Straitjacket

The React rules

Why Straitjacket enforces one component per file and keeps effects out of component files — and how the AST analysis works.

Four rules are React-specific and only ever fire on .tsx/.jsx, so they're inert in non-React repos. They're AST-based, built on OXC — the same parser and semantic analyzer used by the Rust JavaScript tooling ecosystem. This page covers one-component and effect-in-component; the two forwarding rules get their own page, Prop-drilling and drill depth.

Why AST, not regex

React structure isn't reliably detectable with pattern matching — you need to know what's a component, what's a hook call, which scope a binding lives in. OXC parses the file and builds a semantic model (scopes, symbols, references), and the rules ask questions of that model. That's what lets prop-drilling distinguish a forwarded-but-unused prop from one the component actually reads.

one-component

Flags more than one React component declared in a single .tsx/.jsx file.

One component per file keeps a codebase navigable: the file name tells you what's in it, imports stay honest, and a component can't quietly grow three siblings that should have been their own files. LLMs love to inline a little helper component right next to the one you asked for — this catches that.

effect-in-component

Flags a useEffect defined in a component's body.

The rule isn't "never use effects" — it's that effects belong in a named custom hook (useThing), not tangled inline into a component. The line is precise: an effect inside a use* hook is fine, even in the same file as a component.
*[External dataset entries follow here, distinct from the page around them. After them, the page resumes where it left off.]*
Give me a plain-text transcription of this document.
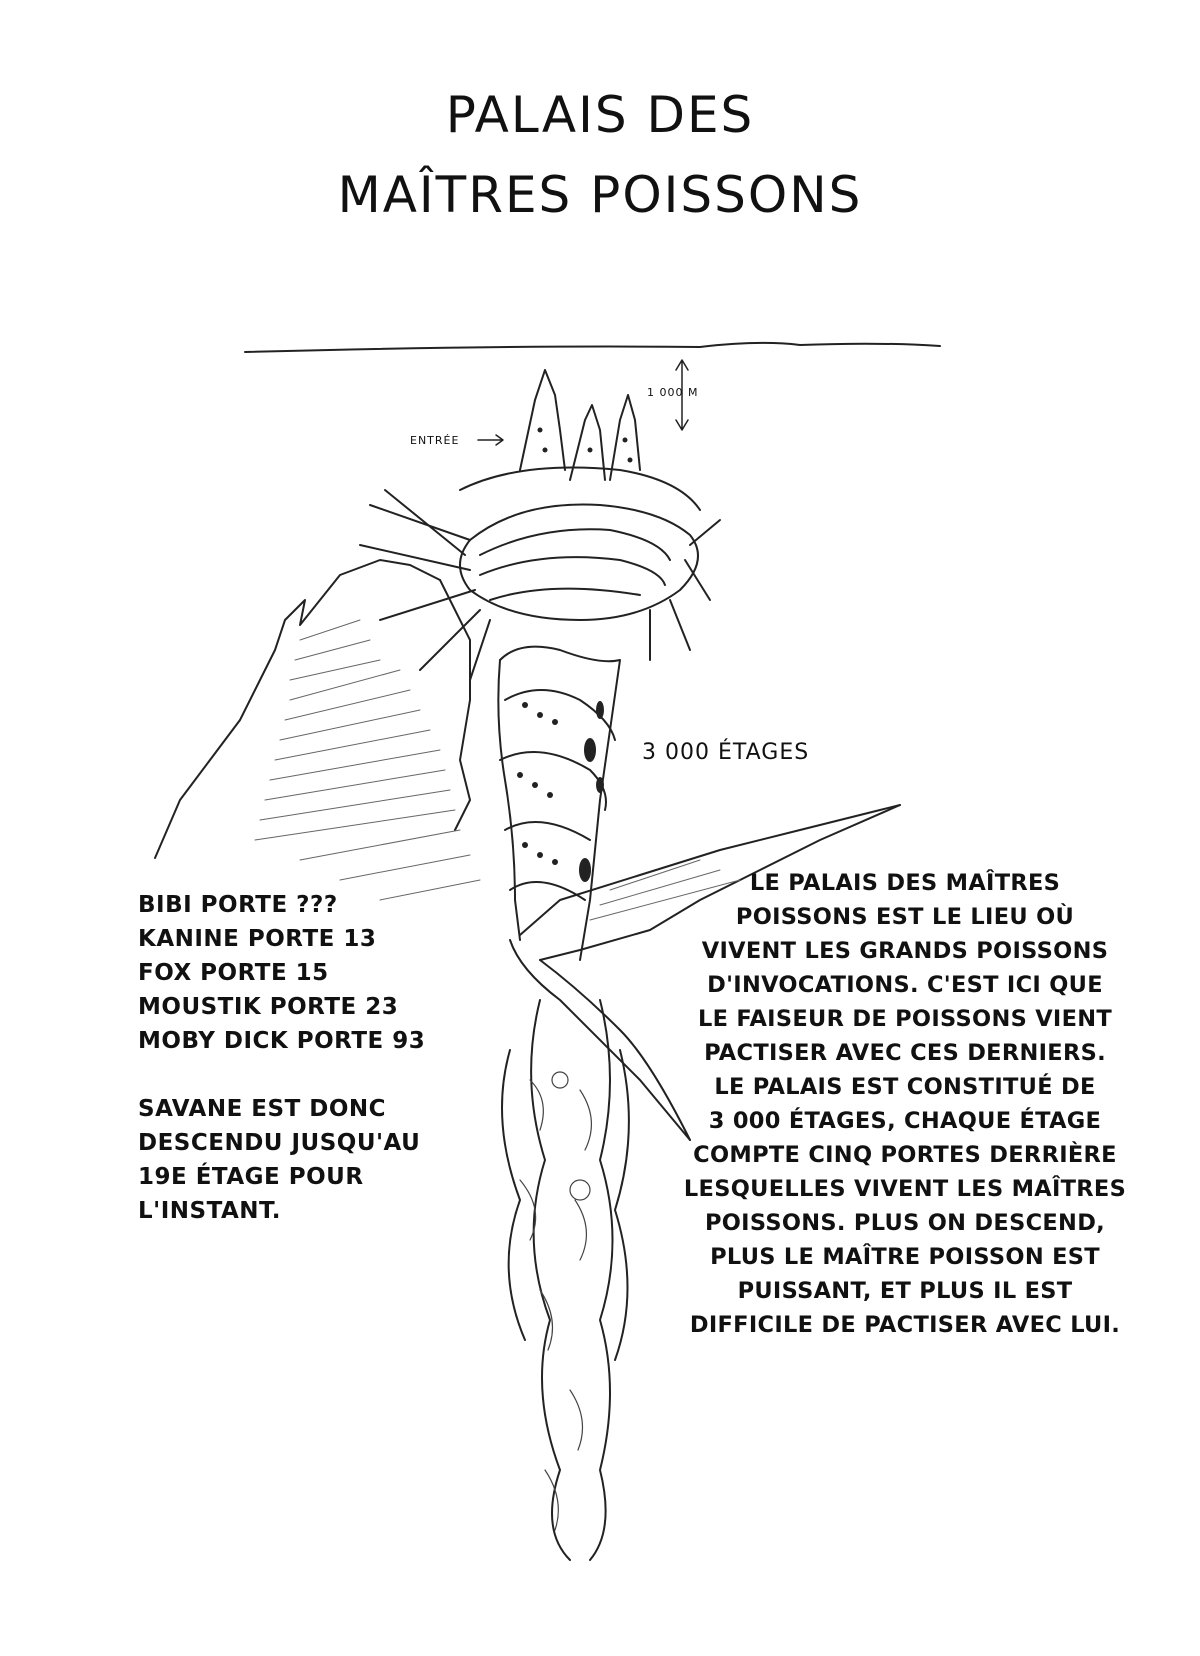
PALAIS DES
MAÎTRES POISSONS
1 000 M
ENTRÉE
3 000 ÉTAGES
BIBI PORTE ???
KANINE PORTE 13
FOX PORTE 15
MOUSTIK PORTE 23
MOBY DICK PORTE 93
SAVANE EST DONC
DESCENDU JUSQU'AU
19E ÉTAGE POUR
L'INSTANT.
LE PALAIS DES MAÎTRES
POISSONS EST LE LIEU OÙ
VIVENT LES GRANDS POISSONS
D'INVOCATIONS. C'EST ICI QUE
LE FAISEUR DE POISSONS VIENT
PACTISER AVEC CES DERNIERS.
LE PALAIS EST CONSTITUÉ DE
3 000 ÉTAGES, CHAQUE ÉTAGE
COMPTE CINQ PORTES DERRIÈRE
LESQUELLES VIVENT LES MAÎTRES
POISSONS. PLUS ON DESCEND,
PLUS LE MAÎTRE POISSON EST
PUISSANT, ET PLUS IL EST
DIFFICILE DE PACTISER AVEC LUI.
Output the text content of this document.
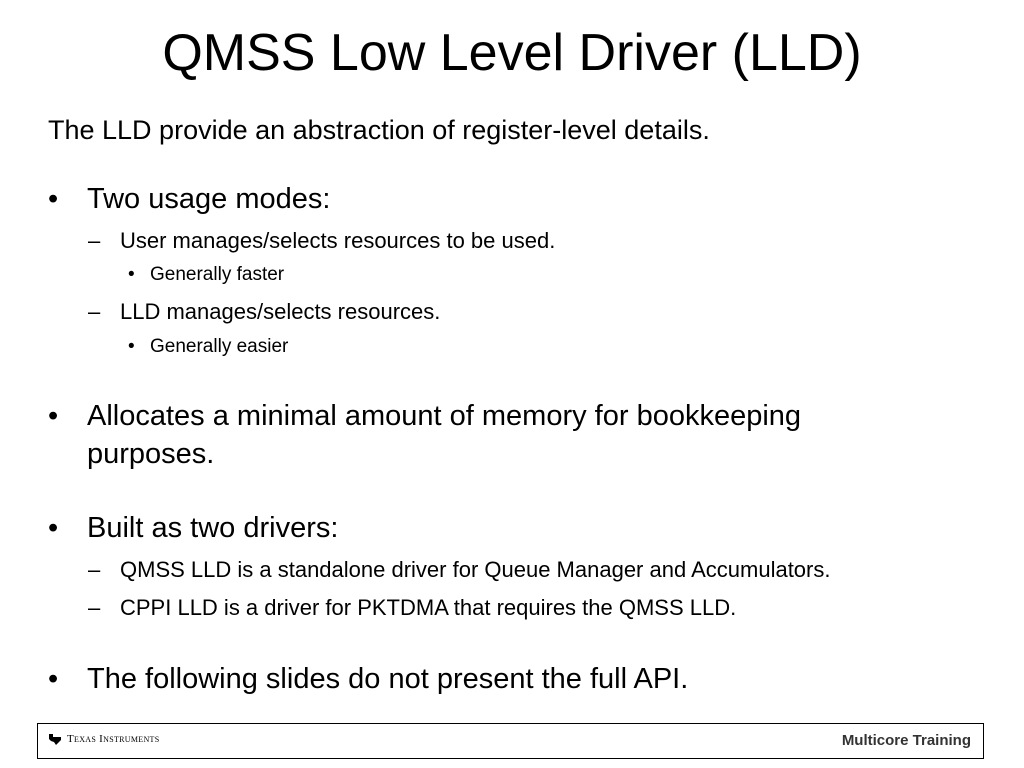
QMSS Low Level Driver (LLD)
The LLD provide an abstraction of register-level details.
• Two usage modes:
– User manages/selects resources to be used.
• Generally faster
– LLD manages/selects resources.
• Generally easier
• Allocates a minimal amount of memory for bookkeeping purposes.
• Built as two drivers:
– QMSS LLD is a standalone driver for Queue Manager and Accumulators.
– CPPI LLD is a driver for PKTDMA that requires the QMSS LLD.
• The following slides do not present the full API.
Texas Instruments	Multicore Training
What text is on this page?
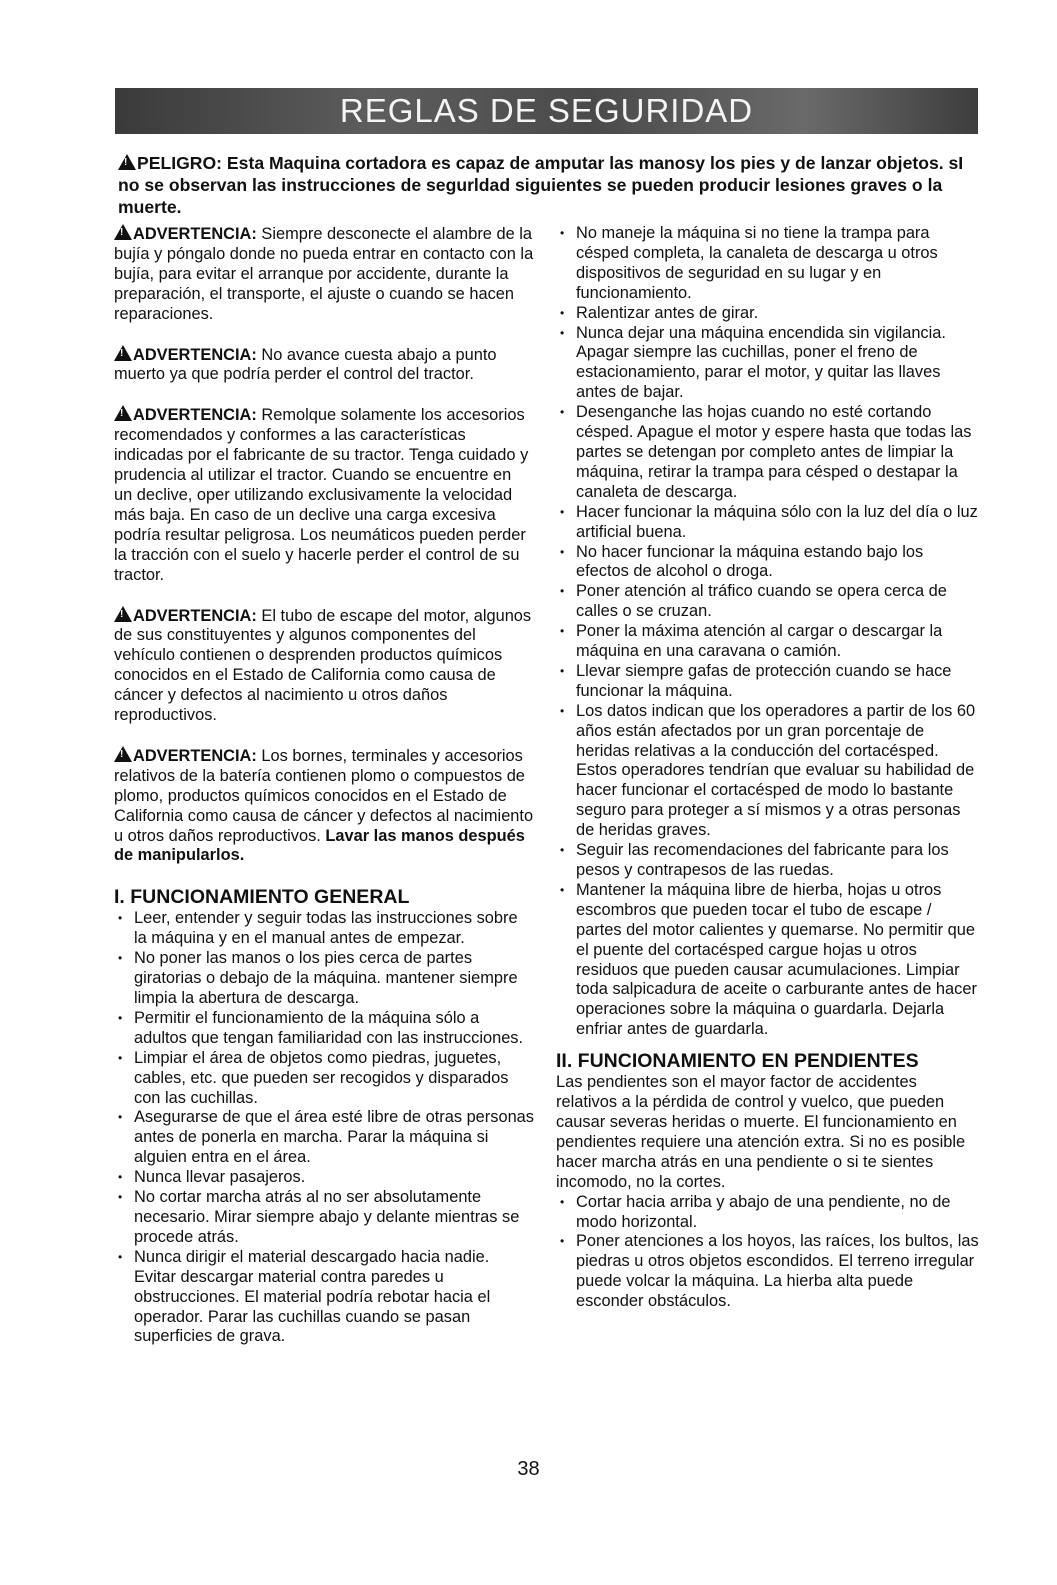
REGLAS DE SEGURIDAD
!PELIGRO: Esta Maquina cortadora es capaz de amputar las manosy los pies y de lanzar objetos. sI no se observan las instrucciones de segurldad siguientes se pueden producir lesiones graves o la muerte.

!ADVERTENCIA: Siempre desconecte el alambre de la bujía y póngalo donde no pueda entrar en contacto con la bujía, para evitar el arranque por accidente, durante la preparación, el transporte, el ajuste o cuando se hacen reparaciones.

!ADVERTENCIA: No avance cuesta abajo a punto muerto ya que podría perder el control del tractor.

!ADVERTENCIA: Remolque solamente los accesorios recomendados y conformes a las características indicadas por el fabricante de su tractor. Tenga cuidado y prudencia al utilizar el tractor. Cuando se encuentre en un declive, oper utilizando exclusivamente la velocidad más baja. En caso de un declive una carga excesiva podría resultar peligrosa. Los neumáticos pueden perder la tracción con el suelo y hacerle perder el control de su tractor.

!ADVERTENCIA: El tubo de escape del motor, algunos de sus constituyentes y algunos componentes del vehículo contienen o desprenden productos químicos conocidos en el Estado de California como causa de cáncer y defectos al nacimiento u otros daños reproductivos.

!ADVERTENCIA: Los bornes, terminales y accesorios relativos de la batería contienen plomo o compuestos de plomo, productos químicos conocidos en el Estado de California como causa de cáncer y defectos al nacimiento u otros daños reproductivos. Lavar las manos después de manipularlos.

I. FUNCIONAMIENTO GENERAL
• Leer, entender y seguir todas las instrucciones sobre la máquina y en el manual antes de empezar.
• No poner las manos o los pies cerca de partes giratorias o debajo de la máquina. mantener siempre limpia la abertura de descarga.
• Permitir el funcionamiento de la máquina sólo a adultos que tengan familiaridad con las instrucciones.
• Limpiar el área de objetos como piedras, juguetes, cables, etc. que pueden ser recogidos y disparados con las cuchillas.
• Asegurarse de que el área esté libre de otras personas antes de ponerla en marcha. Parar la máquina si alguien entra en el área.
• Nunca llevar pasajeros.
• No cortar marcha atrás al no ser absolutamente necesario. Mirar siempre abajo y delante mientras se procede atrás.
• Nunca dirigir el material descargado hacia nadie. Evitar descargar material contra paredes u obstrucciones. El material podría rebotar hacia el operador. Parar las cuchillas cuando se pasan superficies de grava.
• No maneje la máquina si no tiene la trampa para césped completa, la canaleta de descarga u otros dispositivos de seguridad en su lugar y en funcionamiento.
• Ralentizar antes de girar.
• Nunca dejar una máquina encendida sin vigilancia. Apagar siempre las cuchillas, poner el freno de estacionamiento, parar el motor, y quitar las llaves antes de bajar.
• Desenganche las hojas cuando no esté cortando césped. Apague el motor y espere hasta que todas las partes se detengan por completo antes de limpiar la máquina, retirar la trampa para césped o destapar la canaleta de descarga.
• Hacer funcionar la máquina sólo con la luz del día o luz artificial buena.
• No hacer funcionar la máquina estando bajo los efectos de alcohol o droga.
• Poner atención al tráfico cuando se opera cerca de calles o se cruzan.
• Poner la máxima atención al cargar o descargar la máquina en una caravana o camión.
• Llevar siempre gafas de protección cuando se hace funcionar la máquina.
• Los datos indican que los operadores a partir de los 60 años están afectados por un gran porcentaje de heridas relativas a la conducción del cortacésped. Estos operadores tendrían que evaluar su habilidad de hacer funcionar el cortacésped de modo lo bastante seguro para proteger a sí mismos y a otras personas de heridas graves.
• Seguir las recomendaciones del fabricante para los pesos y contrapesos de las ruedas.
• Mantener la máquina libre de hierba, hojas u otros escombros que pueden tocar el tubo de escape / partes del motor calientes y quemarse. No permitir que el puente del cortacésped cargue hojas u otros residuos que pueden causar acumulaciones. Limpiar toda salpicadura de aceite o carburante antes de hacer operaciones sobre la máquina o guardarla. Dejarla enfriar antes de guardarla.
II. FUNCIONAMIENTO EN PENDIENTES

Las pendientes son el mayor factor de accidentes relativos a la pérdida de control y vuelco, que pueden causar severas heridas o muerte. El funcionamiento en pendientes requiere una atención extra. Si no es posible hacer marcha atrás en una pendiente o si te sientes incomodo, no la cortes.

• Cortar hacia arriba y abajo de una pendiente, no de modo horizontal.
• Poner atenciones a los hoyos, las raíces, los bultos, las piedras u otros objetos escondidos. El terreno irregular puede volcar la máquina. La hierba alta puede esconder obstáculos.
38
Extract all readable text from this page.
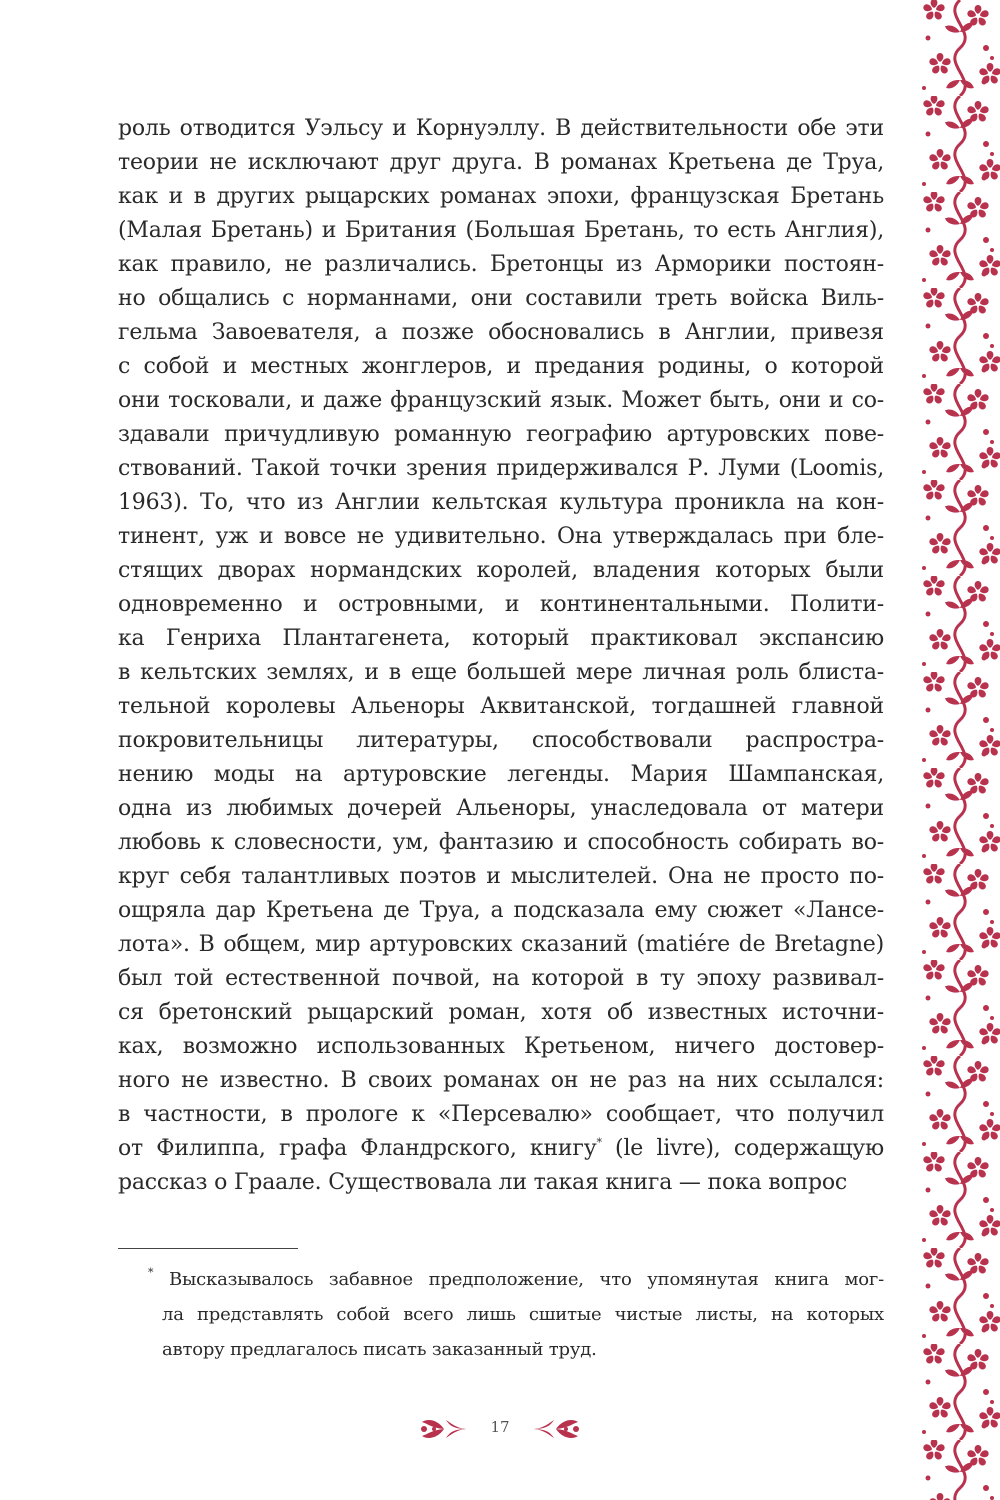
роль отводится Уэльсу и Корнуэллу. В действительности обе эти
теории не исключают друг друга. В романах Кретьена де Труа,
как и в других рыцарских романах эпохи, французская Бретань
(Малая Бретань) и Британия (Большая Бретань, то есть Англия),
как правило, не различались. Бретонцы из Арморики постоян-
но общались с норманнами, они составили треть войска Виль-
гельма Завоевателя, а позже обосновались в Англии, привезя
с собой и местных жонглеров, и предания родины, о которой
они тосковали, и даже французский язык. Может быть, они и со-
здавали причудливую романную географию артуровских пове-
ствований. Такой точки зрения придерживался Р. Луми (Loomis,
1963). То, что из Англии кельтская культура проникла на кон-
тинент, уж и вовсе не удивительно. Она утверждалась при бле-
стящих дворах нормандских королей, владения которых были
одновременно и островными, и континентальными. Полити-
ка Генриха Плантагенета, который практиковал экспансию
в кельтских землях, и в еще большей мере личная роль блиста-
тельной королевы Альеноры Аквитанской, тогдашней главной
покровительницы литературы, способствовали распростра-
нению моды на артуровские легенды. Мария Шампанская,
одна из любимых дочерей Альеноры, унаследовала от матери
любовь к словесности, ум, фантазию и способность собирать во-
круг себя талантливых поэтов и мыслителей. Она не просто по-
ощряла дар Кретьена де Труа, а подсказала ему сюжет «Лансе-
лота». В общем, мир артуровских сказаний (matiére de Bretagne)
был той естественной почвой, на которой в ту эпоху развивал-
ся бретонский рыцарский роман, хотя об известных источни-
ках, возможно использованных Кретьеном, ничего достовер-
ного не известно. В своих романах он не раз на них ссылался:
в частности, в прологе к «Персевалю» сообщает, что получил
от Филиппа, графа Фландрского, книгу* (le livre), содержащую
рассказ о Граале. Существовала ли такая книга — пока вопрос
* Высказывалось забавное предположение, что упомянутая книга мог-
ла представлять собой всего лишь сшитые чистые листы, на которых
автору предлагалось писать заказанный труд.
17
So you don't have to spray your codebase with one-hook-per-file — a component and its hooks can share a file; only the useEffect-directly-in-the-component adjacency is flagged. Anonymous components (memo(() => …), forwardRef) count as components.

The reasoning: effects are where the tricky, stateful, easy-to-get-wrong logic lives. Pulling each one into a named hook gives it a name, a home, and a testable boundary — and stops component bodies from accreting side effects that are hard to spot in review. LLMs reach for useEffect reflexively, often where derived state or an event handler would do; forcing the effect into a named hook makes each one a deliberate, visible choice. Whether the hook is reusable is beside the point — the value is that it's named and out of the component.

It's AST-based (OXC): straitjacket finds every useEffect call and checks whether its nearest enclosing function is a component (flag) or a hook (fine).

Turning them off

Both are on by default. Disable individually with --skip one-component or --skip effect-in-component. They never fire outside .tsx/.jsx, so there's nothing to disable in a non-React repo.